We teach History like this so that children can achieve depth in their learning. Teachers have identified the key knowledge and skills of each topic and consideration has been given to ensure progression across topics throughout each year group across the school. By the end of year 6, children will have a chronological understanding of British history from the Stone Age to the present day. They are able to draw comparisons and make connections between different time periods and their own lives. Interlinked with this are studies of world history, such as the ancient civilisations of Greece and the Mayans.
The local area is also fully utilised to achieve the desired outcomes, with opportunities for learning outside the classroom embedded in practice. Consideration is given to how greater depth will be taught, learnt and demonstrated within each lesson, as well as how learners will be supported in line with the school’s commitment to inclusion. Outcomes of work are regularly monitored to ensure that they reflect a sound understanding of the key identified knowledge. Within our knowledge-rich approach, there is a strong emphasis on people and the community of our local area.
The Early Years Foundation Stage (EYFS) follows the ‘Development Matters in the EYFS’ guidance which aims for all children in reception to have an ‘Understanding of the World; people and communities, the world and technology’ by the end of the academic year.

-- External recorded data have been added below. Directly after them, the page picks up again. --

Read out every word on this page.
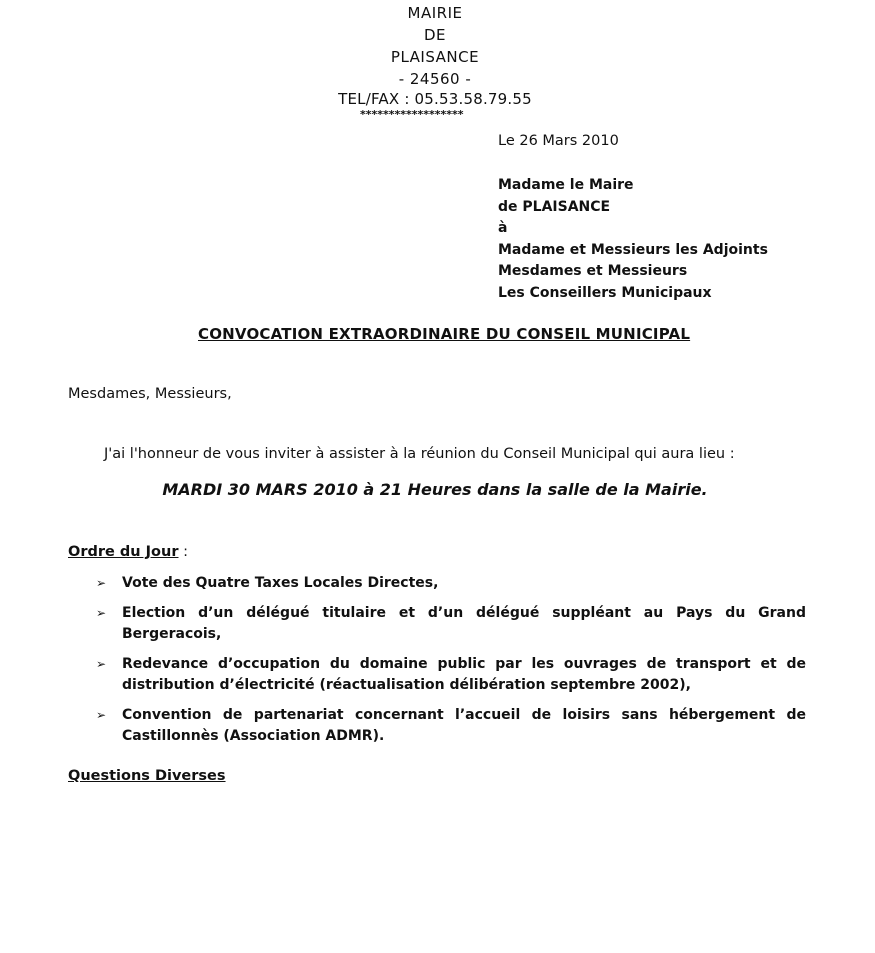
MAIRIE
DE
PLAISANCE
- 24560 -
TEL/FAX : 05.53.58.79.55
******************
Le 26 Mars 2010
Madame le Maire
de PLAISANCE
à
Madame et Messieurs les Adjoints
Mesdames et Messieurs
Les Conseillers Municipaux
CONVOCATION EXTRAORDINAIRE DU CONSEIL MUNICIPAL
Mesdames, Messieurs,
J'ai l'honneur de vous inviter à assister à la réunion du Conseil Municipal qui aura lieu :
MARDI 30 MARS 2010 à 21 Heures dans la salle de la Mairie.
Ordre du Jour :
➢ Vote des Quatre Taxes Locales Directes,
➢ Election d’un délégué titulaire et d’un délégué suppléant au Pays du Grand Bergeracois,
➢ Redevance d’occupation du domaine public par les ouvrages de transport et de distribution d’électricité (réactualisation délibération septembre 2002),
➢ Convention de partenariat concernant l’accueil de loisirs sans hébergement de Castillonnès (Association ADMR).
Questions Diverses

Outcomes in topic books, evidence a broad and balanced history curriculum and demonstrate the children’s acquisition of identified key knowledge. Children review the successes at the end of every session and are actively encouraged to identify their own target areas, with support from their teachers. Emphasis is placed on analytical thinking and questioning which helps pupils gain a coherent knowledge and understanding of Britain’s past and that of the wider world and are curious to know more about the past. Through this study pupils learn to ask perceptive questions, think critically, weigh evidence, sift arguments, and develop perspective and judgement.